Now You Have Your First Card - Let's Build On That
You want to eventually have one credit card for every purpose to max out your rewards. But remember, you need to pay your balance off each month to take advantage of these. Otherwise, you'll be paying interest that defeats the point of all this. You also want to try and stay within a few rewards ecosystems, if possible, such as Chase Ultimate Rewards.
With that said, there are some categories to make sure you hit. The order you progress on these will depend on your particular needs. If you commute a great distance to work, a gas card might be a higher priority than a travel card. But make sure you take a vacation eventually, ok?
You want a card that you use to pay your bills every month, preferably on auto-pay to save you time, effort, and in some cases, money since some companies give discounts.
Even if you don't travel a lot, it's a good idea to have at least one card you dedicate to your travels. Make sure it has no international transaction fees, but the best options for this category will depend entirely on what companies you like to use. You'll likely end up with multiple eventually, but start with one for now, at least.
This is one of the biggest parts of your budget each month, more than likely, and you should get rewards for it. Get a card just for groceries and see those rewards rack up.
The 5% I get back on gas from my USAA AmEx card makes me hate going to the pump a little less. Only a little though.
Another category where your spending can quickly add up. If you double this up with restaurants' rewards programs you can really start to save some money.
Yes, that's right. Get one credit card to essentially replace your debit card. Forget your debit card exists. Your checking account is only to push payments on your credit cards now (and rent, I guess). I mention this because when something doesn't fall into another category, you won't know where to put it and the whole model becomes harder to follow. This one goes well with shopping in particular, because every store wants you to open their own usually subpar card.
So Those Are The Types of Cards - Now Which Cards Should You Get?
Well, this one will really be up to personal preference. There are a LOT of options. The biggest names you've probably already heard of really are great options though. There are a lot more options than these but keeping one of these in mind is a good starting point for you to figure things out.
Chase is very strong right now because of their full ecosystem.
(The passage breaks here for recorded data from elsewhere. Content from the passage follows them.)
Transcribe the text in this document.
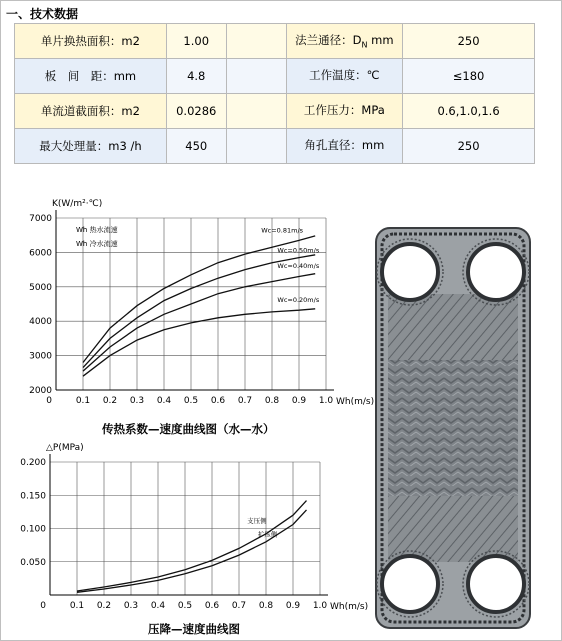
一、技术数据
单片换热面积：m2	1.00		法兰通径：$D_N$ mm	250
板　间　距：mm	4.8		工作温度：℃	≤180
单流道截面积：m2	0.0286		工作压力：MPa	0.6,1.0,1.6
最大处理量：m3 /h	450		角孔直径：mm	250
0.1 0.2 0.3 0.4 0.5 0.6 0.7 0.8 0.9 1.0
0
2000
3000
4000
5000
6000
7000
Wh(m/s)
K(W/m²·℃)
Wc=0.81m/s
Wc=0.50m/s
Wc=0.40m/s
Wc=0.20m/s
Wh 热水流速
Wh 冷水流速
传热系数—速度曲线图（水—水）
0.1 0.2 0.3 0.4 0.5 0.6 0.7 0.8 0.9 1.0
0
0.050
0.100
0.150
0.200
Wh(m/s)
△P(MPa)
支压侧
扩压侧
压降—速度曲线图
You can combine a lot of cards together to make them stronger, since Chase Ultimate Rewards points are transferrable with the Chase Sapphire Reserve. Consider the Chase Freedom Unlimited (1.5%), Chase Freedom (5% on certain changing categories), either Sapphire card (Travel and Dining), or any of their co-branded cards. (mostly travel)
AmEx has a solid portfolio as well. They have one of the stronger offerings for gas and grocery cards, and are also very competitive on travel with a wide range of options.
Discover is a good place for a beginner. Their portfolio is smaller, but very useful and straightforward for starting out and they're generally a lot more accepting than Chase. Especially works well if you went with them for your secured card.
These are probably the three biggest, but also worth considering are Capital One, USAA, and Citi Bank.
Get all that?
Hopefully this quick run down gave you a bit more of an idea of where to begin. The idea of credit seems overwhelming to a lot of people but it's really not if you do a little bit of reading. Take the time to compare which cards have the rewards rates and benefits you need. And if you get a card and it's really not the right fit, don't worry. It happens. My first card was one from my local bank, and it's served me well enough, but I didn't know all the options that were out there at the time. Now I do, and soon, you will too!